The many colleagues and professionals who have helped me were: Mark Byington, Adam Yuet Chau 周越, Chen Shi 陳實, Du Yuping 杜玉平, Du Zuxun 杜澤遜, Ge Huanli 戈煥禮, He Jun 何俊, He Wumeng 何無夢, Wilt Idema, Alister Inglis, Kawaguchi Toshiaki 川口敏明, Sunjoo Kim 金善珠김선주, Ronald Knapp, Kobayashi Tadao 小林忠夫, Jonghyun Lee 李鍾玄, Li Linxiang 李林祥, Li Zhisong 李志松, Lin Yiping 林一平, Liu Xiaoli 劉曉麗, Lü Shuxian 呂淑賢, Noji Kaeko 野地香惠子, Osawa Akihiro 大澤顕浩, Qu Xiaofan 曲曉范, Paul Ropp, Shao Yunfei 邵韻霏, Sun Yan 孫嵒, Michael Szonyi, Robert Weller, Ming Wong (Huang Ming) 黃明, Yang Liu 楊柳, Yu Chao 于超, Zhang Zhicheng 張志成, Zhai Wenjun 瞿文君, Zhang Weiqi 張偉奇, Zhang Zhiqiang 張志強, Zheng Da 鄭達, Zhou Guixiang 周桂香, Zhou Donghua 周東華, and Zhou Xuanyun 周玄雲.
Since I arrived at Suffolk University in Boston, I have been helped by a number of graduate and undergraduate students. Most are native speakers of Chinese. They have made initial translations of some material and have offered their opinions on wording and usage. Most of them now work in China or in the United States for major companies. Among these capable students are: Cui Yixuan 催毅鉉, Li Donglin 李棟琳, Li Yunjie 李雲傑, Noji Kaeko 野地香惠子, Belal Sohel, Yang Xi 楊曦, and Zhang Yu 張于.
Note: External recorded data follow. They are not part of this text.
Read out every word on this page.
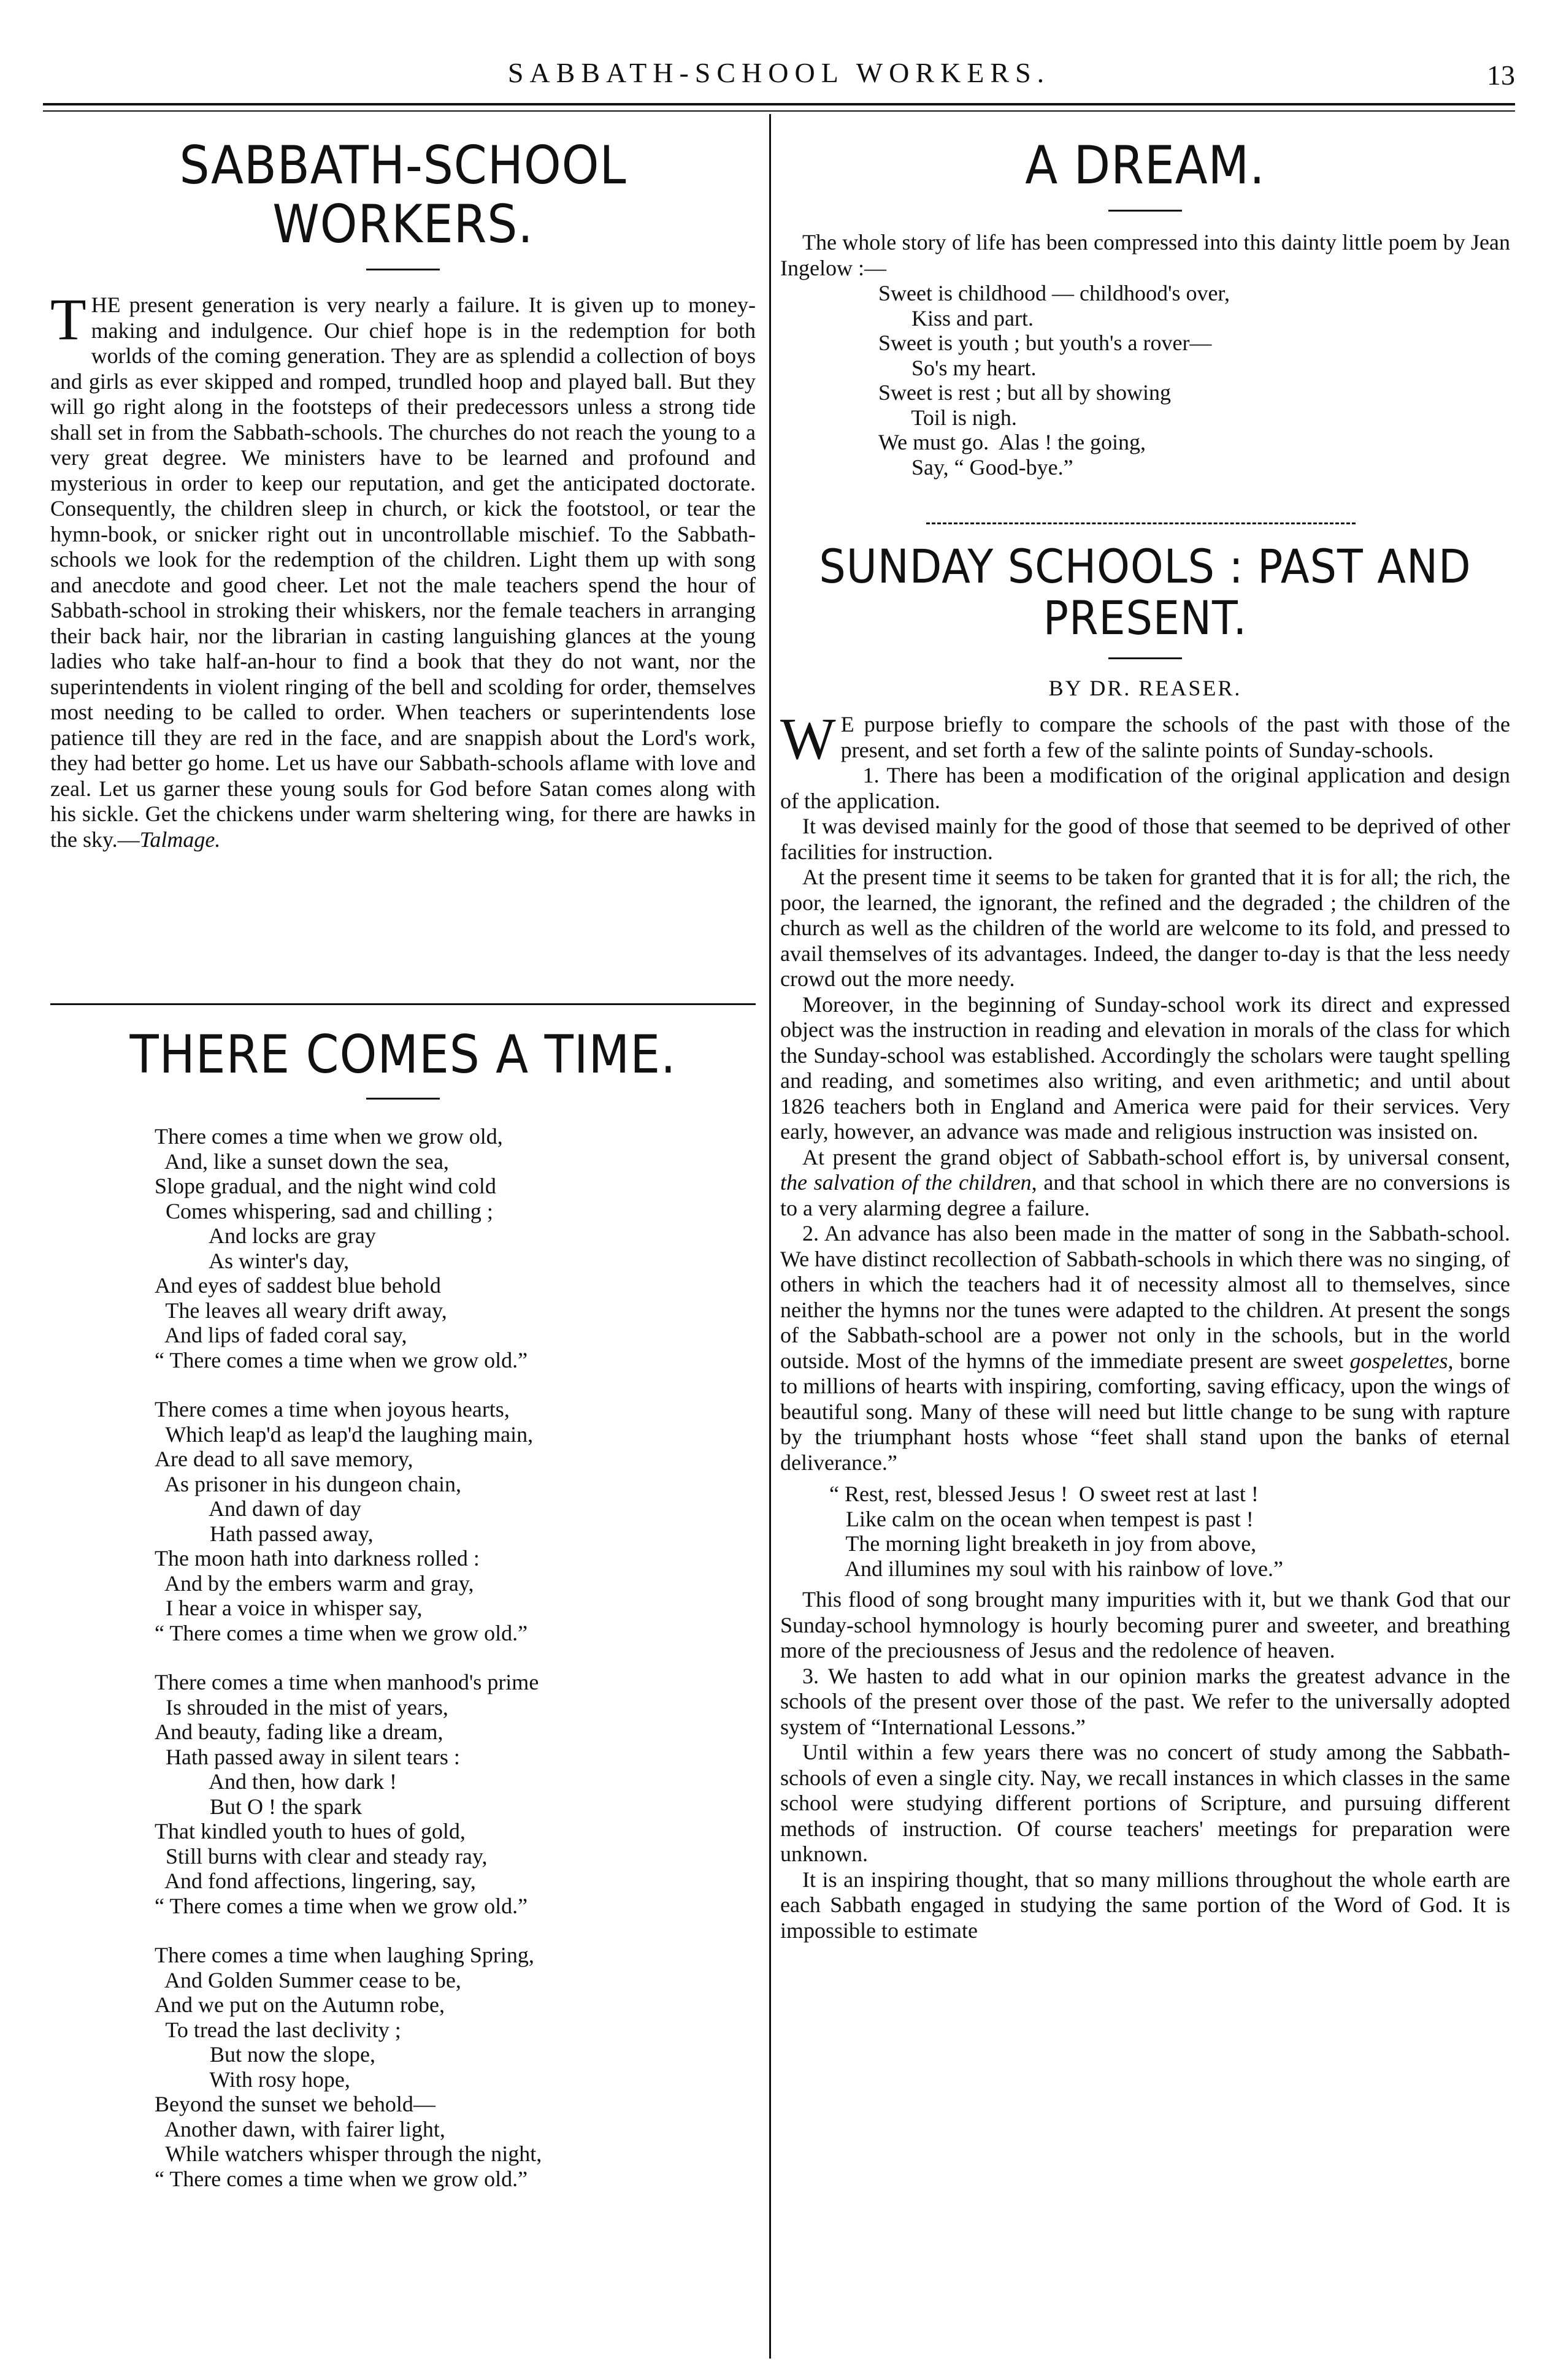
SABBATH-SCHOOL WORKERS.	13
SABBATH-SCHOOL WORKERS.

THE present generation is very nearly a failure. It is given up to money-making and indulgence. Our chief hope is in the redemption for both worlds of the coming generation. They are as splendid a collection of boys and girls as ever skipped and romped, trundled hoop and played ball. But they will go right along in the footsteps of their predecessors unless a strong tide shall set in from the Sabbath-schools. The churches do not reach the young to a very great degree. We ministers have to be learned and profound and mysterious in order to keep our reputation, and get the anticipated doctorate. Consequently, the children sleep in church, or kick the footstool, or tear the hymn-book, or snicker right out in uncontrollable mischief. To the Sabbath-schools we look for the redemption of the children. Light them up with song and anecdote and good cheer. Let not the male teachers spend the hour of Sabbath-school in stroking their whiskers, nor the female teachers in arranging their back hair, nor the librarian in casting languishing glances at the young ladies who take half-an-hour to find a book that they do not want, nor the superintendents in violent ringing of the bell and scolding for order, themselves most needing to be called to order. When teachers or superintendents lose patience till they are red in the face, and are snappish about the Lord's work, they had better go home. Let us have our Sabbath-schools aflame with love and zeal. Let us garner these young souls for God before Satan comes along with his sickle. Get the chickens under warm sheltering wing, for there are hawks in the sky.—Talmage.

THERE COMES A TIME.
There comes a time when we grow old,
And, like a sunset down the sea,
Slope gradual, and the night wind cold
Comes whispering, sad and chilling ;
And locks are gray
As winter's day,
And eyes of saddest blue behold
The leaves all weary drift away,
And lips of faded coral say,
“ There comes a time when we grow old.”
There comes a time when joyous hearts,
Which leap'd as leap'd the laughing main,
Are dead to all save memory,
As prisoner in his dungeon chain,
And dawn of day
Hath passed away,
The moon hath into darkness rolled :
And by the embers warm and gray,
I hear a voice in whisper say,
“ There comes a time when we grow old.”
There comes a time when manhood's prime
Is shrouded in the mist of years,
And beauty, fading like a dream,
Hath passed away in silent tears :
And then, how dark !
But O ! the spark
That kindled youth to hues of gold,
Still burns with clear and steady ray,
And fond affections, lingering, say,
“ There comes a time when we grow old.”
There comes a time when laughing Spring,
And Golden Summer cease to be,
And we put on the Autumn robe,
To tread the last declivity ;
But now the slope,
With rosy hope,
Beyond the sunset we behold—
Another dawn, with fairer light,
While watchers whisper through the night,
“ There comes a time when we grow old.”
A DREAM.

The whole story of life has been compressed into this dainty little poem by Jean Ingelow :—

Sweet is childhood — childhood's over,
Kiss and part.
Sweet is youth ; but youth's a rover—
So's my heart.
Sweet is rest ; but all by showing
Toil is nigh.
We must go.  Alas ! the going,
Say, “ Good-bye.”
SUNDAY SCHOOLS : PAST AND
PRESENT.
BY DR. REASER.

W E purpose briefly to compare the schools of the past with those of the present, and set forth a few of the salinte points of Sunday-schools.

1. There has been a modification of the original application and design of the application.

It was devised mainly for the good of those that seemed to be deprived of other facilities for instruction.

At the present time it seems to be taken for granted that it is for all; the rich, the poor, the learned, the ignorant, the refined and the degraded ; the children of the church as well as the children of the world are welcome to its fold, and pressed to avail themselves of its advantages. Indeed, the danger to-day is that the less needy crowd out the more needy.

Moreover, in the beginning of Sunday-school work its direct and expressed object was the instruction in reading and elevation in morals of the class for which the Sunday-school was established. Accordingly the scholars were taught spelling and reading, and sometimes also writing, and even arithmetic; and until about 1826 teachers both in England and America were paid for their services. Very early, however, an advance was made and religious instruction was insisted on.

At present the grand object of Sabbath-school effort is, by universal consent, the salvation of the children, and that school in which there are no conversions is to a very alarming degree a failure.

2. An advance has also been made in the matter of song in the Sabbath-school. We have distinct recollection of Sabbath-schools in which there was no singing, of others in which the teachers had it of necessity almost all to themselves, since neither the hymns nor the tunes were adapted to the children. At present the songs of the Sabbath-school are a power not only in the schools, but in the world outside. Most of the hymns of the immediate present are sweet gospelettes, borne to millions of hearts with inspiring, comforting, saving efficacy, upon the wings of beautiful song. Many of these will need but little change to be sung with rapture by the triumphant hosts whose “feet shall stand upon the banks of eternal deliverance.”

“ Rest, rest, blessed Jesus !  O sweet rest at last !
Like calm on the ocean when tempest is past !
The morning light breaketh in joy from above,
And illumines my soul with his rainbow of love.”

This flood of song brought many impurities with it, but we thank God that our Sunday-school hymnology is hourly becoming purer and sweeter, and breathing more of the preciousness of Jesus and the redolence of heaven.

3. We hasten to add what in our opinion marks the greatest advance in the schools of the present over those of the past. We refer to the universally adopted system of “International Lessons.”

Until within a few years there was no concert of study among the Sabbath-schools of even a single city. Nay, we recall instances in which classes in the same school were studying different portions of Scripture, and pursuing different methods of instruction. Of course teachers' meetings for preparation were unknown.

It is an inspiring thought, that so many millions throughout the whole earth are each Sabbath engaged in studying the same portion of the Word of God. It is impossible to estimate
William Leete was a New Englander who graduated from Yale Divinity School. He went to China as a Christian missionary and lived there from 1913 until his death in 1952. During that time, he often carried a box camera and took thousands of pictures. He was most interested in the common people he encountered on the streets and in the villages. He photographed them while they were engaged in their daily routines and activities. The photos capture the sense of energy and the atmosphere of a time and place that no longer exist. His grandson William Morse now operates Wm. Morse Editions, a fine art printmaking studio in Boston. Mr. Morse is conserving and restoring the thousands of photographs taken by his grandfather. He has generously agreed to allow a number of these photos to be published in this book. These treasures, which show us the lives of China’s common people during the period covered in this text, have never before been published. The photos, appropriately credited, appear throughout the book.
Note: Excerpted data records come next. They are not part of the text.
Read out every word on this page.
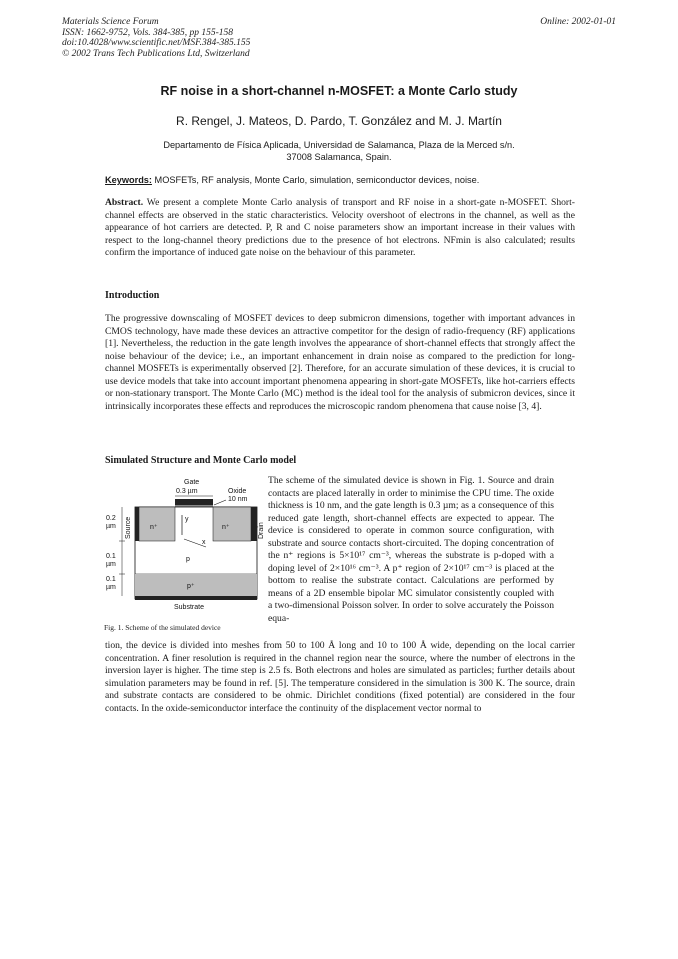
Materials Science Forum
ISSN: 1662-9752, Vols. 384-385, pp 155-158
doi:10.4028/www.scientific.net/MSF.384-385.155
© 2002 Trans Tech Publications Ltd, Switzerland
Online: 2002-01-01
RF noise in a short-channel n-MOSFET: a Monte Carlo study
R. Rengel, J. Mateos, D. Pardo, T. González and M. J. Martín
Departamento de Física Aplicada, Universidad de Salamanca, Plaza de la Merced s/n.
37008 Salamanca, Spain.
Keywords: MOSFETs, RF analysis, Monte Carlo, simulation, semiconductor devices, noise.
Abstract. We present a complete Monte Carlo analysis of transport and RF noise in a short-gate n-MOSFET. Short-channel effects are observed in the static characteristics. Velocity overshoot of electrons in the channel, as well as the appearance of hot carriers are detected. P, R and C noise parameters show an important increase in their values with respect to the long-channel theory predictions due to the presence of hot electrons. NFmin is also calculated; results confirm the importance of induced gate noise on the behaviour of this parameter.
Introduction
The progressive downscaling of MOSFET devices to deep submicron dimensions, together with important advances in CMOS technology, have made these devices an attractive competitor for the design of radio-frequency (RF) applications [1]. Nevertheless, the reduction in the gate length involves the appearance of short-channel effects that strongly affect the noise behaviour of the device; i.e., an important enhancement in drain noise as compared to the prediction for long-channel MOSFETs is experimentally observed [2]. Therefore, for an accurate simulation of these devices, it is crucial to use device models that take into account important phenomena appearing in short-gate MOSFETs, like hot-carriers effects or non-stationary transport. The Monte Carlo (MC) method is the ideal tool for the analysis of submicron devices, since it intrinsically incorporates these effects and reproduces the microscopic random phenomena that cause noise [3, 4].
Simulated Structure and Monte Carlo model
Gate
0.3 µm	Oxide
10 nm
n⁺	n⁺
Source	Drain
y
x
p
p⁺
Substrate
0.2
µm
0.1
µm
0.1
µm
Fig. 1. Scheme of the simulated device
The scheme of the simulated device is shown in Fig. 1. Source and drain contacts are placed laterally in order to minimise the CPU time. The oxide thickness is 10 nm, and the gate length is 0.3 µm; as a consequence of this reduced gate length, short-channel effects are expected to appear. The device is considered to operate in common source configuration, with substrate and source contacts short-circuited. The doping concentration of the n⁺ regions is 5×10¹⁷ cm⁻³, whereas the substrate is p-doped with a doping level of 2×10¹⁶ cm⁻³. A p⁺ region of 2×10¹⁷ cm⁻³ is placed at the bottom to realise the substrate contact. Calculations are performed by means of a 2D ensemble bipolar MC simulator consistently coupled with a two-dimensional Poisson solver. In order to solve accurately the Poisson equa-
tion, the device is divided into meshes from 50 to 100 Å long and 10 to 100 Å wide, depending on the local carrier concentration. A finer resolution is required in the channel region near the source, where the number of electrons in the inversion layer is higher. The time step is 2.5 fs. Both electrons and holes are simulated as particles; further details about simulation parameters may be found in ref. [5]. The temperature considered in the simulation is 300 K. The source, drain and substrate contacts are considered to be ohmic. Dirichlet conditions (fixed potential) are considered in the four contacts. In the oxide-semiconductor interface the continuity of the displacement vector normal to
Additional thanks are given to the David. M. Rubenstein Book & Manuscript Library, part of the Duke University Libraries. They have allowed me to use many photographs from the Sidney D. Gamble Collection. Sidney Gamble visited China several times between 1908 and 1932. On the first visit he went with his parents and had not yet graduated from Princeton University. In subsequent visits he was doing Christian social work for the YMCA and also conducting social surveys. Although he enjoyed great wealth because his father was part of the Procter & Gamble conglomerate of cleaning agents and cooking oils, Sidney was interested in the lives of the typical people he encountered daily in the streets. He took many photographs of these ordinary people and the scenes he observed.
I am grateful for a Grant from the Rosenberg Institute for East Asian Studies at my school, Suffolk University in Boston, to help with the completion of the manuscript. The Grant was arranged by Maria Toyoda, Dean of the College of Arts and Sciences at Suffolk.
My thanks go also to the editors at Brill, who have helped with the publication of this book. In the Boston office, the Senior Acquisitions Editor for Asian Studies, Qin Jiang Higley, was always pleasant to work with. The Assistant Editor for Asian Studies, Victoria Menson, took the manuscript and made it into a book. I am also grateful to the three anonymous reviewers whose comments provided good advice and helpful observations.